The daily rate, or “per diem” method, on the other hand, compensates you by day for the number of days that you had to deal with the pain and stress arising from the accident. Obviously, here, the issue is how high or low the daily rate should be. One rule of thumb that is sometimes used is to prorate your salary to get to your average daily earnings. That figure is then used as the daily rate for the purposes of your calculating your pain and suffering compensation, which is then multiplied by the number of days you were in mental, physical, and emotional distress caused by the accident. The logic here is that dealing with consequences of the accident is equivalent to the effort and burden of going to work every day. Note that these damages would be on top of the compensation for lost earnings that you are entitled to in the event that your injury forced you to take time out of work for medical treatment or recuperation.

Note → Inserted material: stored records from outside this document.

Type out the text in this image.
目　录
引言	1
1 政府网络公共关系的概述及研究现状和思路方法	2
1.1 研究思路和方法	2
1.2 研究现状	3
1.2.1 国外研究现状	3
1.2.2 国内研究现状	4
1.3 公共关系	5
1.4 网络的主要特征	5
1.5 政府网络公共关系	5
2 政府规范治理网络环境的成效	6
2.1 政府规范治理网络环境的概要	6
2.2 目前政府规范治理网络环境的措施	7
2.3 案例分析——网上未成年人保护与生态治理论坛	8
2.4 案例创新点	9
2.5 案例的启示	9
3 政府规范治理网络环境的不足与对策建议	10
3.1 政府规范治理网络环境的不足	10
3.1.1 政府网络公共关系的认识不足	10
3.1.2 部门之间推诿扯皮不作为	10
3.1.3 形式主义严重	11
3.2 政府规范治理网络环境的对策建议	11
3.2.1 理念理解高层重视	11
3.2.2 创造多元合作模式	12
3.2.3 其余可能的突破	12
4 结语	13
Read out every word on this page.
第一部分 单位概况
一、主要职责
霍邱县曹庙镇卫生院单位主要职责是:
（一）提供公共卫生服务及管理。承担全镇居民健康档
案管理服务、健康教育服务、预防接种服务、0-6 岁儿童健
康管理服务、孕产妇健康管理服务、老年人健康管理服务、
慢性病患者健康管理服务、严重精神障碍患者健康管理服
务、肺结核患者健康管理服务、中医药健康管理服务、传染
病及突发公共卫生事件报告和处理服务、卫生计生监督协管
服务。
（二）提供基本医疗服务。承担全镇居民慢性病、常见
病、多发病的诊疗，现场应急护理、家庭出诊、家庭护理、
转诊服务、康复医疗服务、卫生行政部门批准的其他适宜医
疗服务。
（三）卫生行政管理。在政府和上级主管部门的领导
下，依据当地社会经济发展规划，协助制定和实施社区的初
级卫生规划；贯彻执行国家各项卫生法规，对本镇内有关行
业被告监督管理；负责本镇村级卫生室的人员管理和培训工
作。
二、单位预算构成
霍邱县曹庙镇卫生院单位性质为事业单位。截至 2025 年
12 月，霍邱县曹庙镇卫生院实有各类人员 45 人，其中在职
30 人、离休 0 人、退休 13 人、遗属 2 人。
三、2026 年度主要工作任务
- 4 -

When a court or a jury is determining pain and suffering damages, they do so at the conclusion of a trial which a victim has brought a cause of action against the party or parties allegedly responsible for the accident. During the trial, both sides present evidence and the testimony of experts and witnesses regarding the facts of the case and theories as to who is liable/to blame.
When determining the amount of pain and suffering damages to award the victim, the judge instructs the jury to come up with a number based on their common sense and practical judgment of what would be a fair and reasonable compensation for the trauma, pain, and discomfort that you experienced. As you may imagine, the amount of these jury awards vary widely. These amounts are influenced by factors such as the makeup of your jury, how severe your injuries look and actually are, the invasiveness of any surgery or medical procedures required, the time it took to recover, how sympathetic they are, how your lawyer presented your case, etc.
As you can see from the above, determining and quantifying pain and suffering damages is not an exact science. It is best to confer with and hire an experienced lawyer to help you through these negotiations – even if you are dealing with insurance companies and have not brought a cause of action in the court system. Knowing precedent, previous awards for similar injuries, and understanding tactics opposing insurance companies might use to offer you lower compensation is valuable experience that a seasoned attorney should have, which will ultimately help you get the compensation that you deserve.